Gestaltung der nördlichen Teigelkampwiese
Wegeverbindung soll erhalten bleiben

Sendenhorst -

Was soll mit der restlichen „Teigelkampwiese“ beziehungsweise den darüber verlaufenden Wegeverbindungen von West nach Ost und zurück geschehen? Darüber haben sich auch Verwaltung und Politik Gedanken gemacht und darüber in der jüngsten Sitzung des Stadtentwicklungsausschusses beraten.

Samstag, 02.05.2020, 05:15 Uhr aktualisiert: 03.05.2020, 12:54 Uhr
Durch den Neubau der Kita St. Johannes auf dem südlichen Teil der Teigelkampwiese, die eine private Grünfläche ist, wird sich das Gelände enorm verändern. Allerdings soll die Wegeverbindung im nördlichen Bereich für die Öffentlichkeit erhalten bleiben und neu gestaltet werden.
Durch den Neubau der Kita St. Johannes auf dem südlichen Teil der Teigelkampwiese, die eine private Grünfläche ist, wird sich das Gelände enorm verändern. Allerdings soll die Wegeverbindung im nördlichen Bereich für die Öffentlichkeit erhalten bleiben und neu gestaltet werden. Foto: Stadt Sedenhorst

Wenn in den nächsten Tagen die Arbeiten für den Neubau der Kita St. Johannes auf der Teigelkampwiese beginnen, wird sich schnell bei jedem Sendenhorster die Frage auftun, was mit der restlichen „Wiese“ beziehungsweise den darüber verlaufenden Wegeverbindungen von West nach Ost und zurück geschieht. Darüber haben sich auch Verwaltung und Politik Gedanken gemacht und darüber in der jüngsten Sitzung des Stadtentwicklungsausschusses beraten. Demnach wird nach Abschluss der Bauarbeiten der nördliche, nicht benötigte Teil des Areals wieder mit Wegeverbindungen hergestellt.

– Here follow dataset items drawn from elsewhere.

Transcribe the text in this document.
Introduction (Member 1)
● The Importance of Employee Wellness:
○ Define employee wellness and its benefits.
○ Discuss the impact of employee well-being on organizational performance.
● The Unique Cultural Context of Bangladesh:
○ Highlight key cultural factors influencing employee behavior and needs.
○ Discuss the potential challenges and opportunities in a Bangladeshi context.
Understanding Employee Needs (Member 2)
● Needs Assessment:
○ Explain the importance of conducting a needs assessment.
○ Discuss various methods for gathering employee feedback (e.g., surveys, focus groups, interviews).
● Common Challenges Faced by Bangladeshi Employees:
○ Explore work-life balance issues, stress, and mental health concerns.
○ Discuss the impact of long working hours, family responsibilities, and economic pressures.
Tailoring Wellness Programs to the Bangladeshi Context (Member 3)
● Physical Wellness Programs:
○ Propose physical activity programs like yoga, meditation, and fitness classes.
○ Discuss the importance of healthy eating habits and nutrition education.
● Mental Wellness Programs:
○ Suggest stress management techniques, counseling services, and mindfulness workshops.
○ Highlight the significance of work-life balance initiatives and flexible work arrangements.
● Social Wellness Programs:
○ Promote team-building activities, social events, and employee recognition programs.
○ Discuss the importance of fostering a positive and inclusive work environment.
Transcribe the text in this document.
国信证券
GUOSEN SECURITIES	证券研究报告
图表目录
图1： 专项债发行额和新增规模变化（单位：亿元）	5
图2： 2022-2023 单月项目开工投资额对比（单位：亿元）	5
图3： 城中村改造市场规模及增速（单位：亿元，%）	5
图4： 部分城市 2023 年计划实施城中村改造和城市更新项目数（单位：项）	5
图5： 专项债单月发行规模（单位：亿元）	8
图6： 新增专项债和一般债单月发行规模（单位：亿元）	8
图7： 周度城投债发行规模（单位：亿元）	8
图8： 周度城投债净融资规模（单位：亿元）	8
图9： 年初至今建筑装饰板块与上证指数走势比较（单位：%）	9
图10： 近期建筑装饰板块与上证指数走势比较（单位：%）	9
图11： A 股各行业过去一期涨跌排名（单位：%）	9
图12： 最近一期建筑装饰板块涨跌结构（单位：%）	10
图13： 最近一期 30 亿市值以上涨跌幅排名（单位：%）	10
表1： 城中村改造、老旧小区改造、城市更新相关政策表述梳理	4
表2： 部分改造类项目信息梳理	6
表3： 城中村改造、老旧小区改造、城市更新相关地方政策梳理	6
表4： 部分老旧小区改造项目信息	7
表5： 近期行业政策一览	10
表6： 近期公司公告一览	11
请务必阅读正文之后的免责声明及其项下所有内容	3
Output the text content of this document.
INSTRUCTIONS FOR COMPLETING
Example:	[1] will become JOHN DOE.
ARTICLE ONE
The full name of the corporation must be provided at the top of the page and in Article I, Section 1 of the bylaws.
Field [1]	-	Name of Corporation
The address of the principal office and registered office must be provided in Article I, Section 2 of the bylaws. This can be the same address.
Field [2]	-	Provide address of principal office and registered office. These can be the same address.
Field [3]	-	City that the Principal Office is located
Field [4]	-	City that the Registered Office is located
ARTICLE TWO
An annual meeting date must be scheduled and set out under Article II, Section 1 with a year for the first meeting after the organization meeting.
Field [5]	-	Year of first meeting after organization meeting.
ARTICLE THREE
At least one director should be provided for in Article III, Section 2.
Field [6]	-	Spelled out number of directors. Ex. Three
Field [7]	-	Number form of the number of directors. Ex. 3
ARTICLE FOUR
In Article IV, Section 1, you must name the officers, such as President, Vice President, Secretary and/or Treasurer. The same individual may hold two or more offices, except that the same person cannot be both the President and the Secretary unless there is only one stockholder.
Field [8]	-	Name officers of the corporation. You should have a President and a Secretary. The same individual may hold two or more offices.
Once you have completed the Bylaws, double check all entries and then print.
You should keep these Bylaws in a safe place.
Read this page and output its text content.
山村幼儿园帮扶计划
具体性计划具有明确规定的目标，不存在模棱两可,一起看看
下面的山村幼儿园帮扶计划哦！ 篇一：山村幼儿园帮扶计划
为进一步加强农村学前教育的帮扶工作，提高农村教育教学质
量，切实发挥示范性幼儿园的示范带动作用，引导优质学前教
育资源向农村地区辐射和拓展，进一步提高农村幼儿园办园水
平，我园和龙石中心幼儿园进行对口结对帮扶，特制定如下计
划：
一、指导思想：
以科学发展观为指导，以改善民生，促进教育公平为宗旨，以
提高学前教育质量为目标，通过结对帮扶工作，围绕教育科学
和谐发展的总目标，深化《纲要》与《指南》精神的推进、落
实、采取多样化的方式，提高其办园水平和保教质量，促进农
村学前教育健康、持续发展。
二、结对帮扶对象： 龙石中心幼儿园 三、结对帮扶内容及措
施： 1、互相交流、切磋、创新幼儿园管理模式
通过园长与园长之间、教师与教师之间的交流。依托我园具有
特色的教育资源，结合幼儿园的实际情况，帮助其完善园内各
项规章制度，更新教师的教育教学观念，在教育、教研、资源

Für die Neugestaltung der nördlichen Fläche wollen die Planer die Erhaltung der Wegeverbindungen von und nach Osten, Westen und Süden, die Schaffung einer erlebbaren Fläche, die Aufwertung der Fläche durch Blumen, die Schaffung von Verweilorten und die Erhaltung der Baumstruktur erreichen, wurde den Fraktionen mitgeteilt.

Der nördliche Weg sei als schnelle Rad- und Fußwegverbindung sinnvoll und praktisch, waren sich alle Vertreter einig. Dieser Weg soll nach ersten Plänen durch eine südliche Schleife als Rundweg ergänzt werden. Diese nehme die Fuß- und Radwegeverbindungen von und nach Süden auf und fungiere zudem als Spazierweg, um die Fläche in ihrer Größe zu erleben. In der Mitte soll eine Fläche entstehen, die auch zum Spielen genutzt werden kann und ohne weitere Eingrenzung die Weite des Platzes betonen soll. Für das Kunstwerk, das zuvor gemeinsam mit Flüchtlingen auf dem Platz erarbeitet worden war, soll in Zusammenarbeit mit den federführenden Künstlern ein neuer Standort gefunden werden. Außerdem wird über weitere Pkw-Abstellflächen nachgedacht. In der Kita-Planung sind 14 Stellplätze vorgesehen. Die Verwaltung möchte unter anderem unter Verwendung der Schotterfläche am ehemaligen Containerstandort weitere Stellplätze anlegen, ist den ersten Plänen zu entnehmen.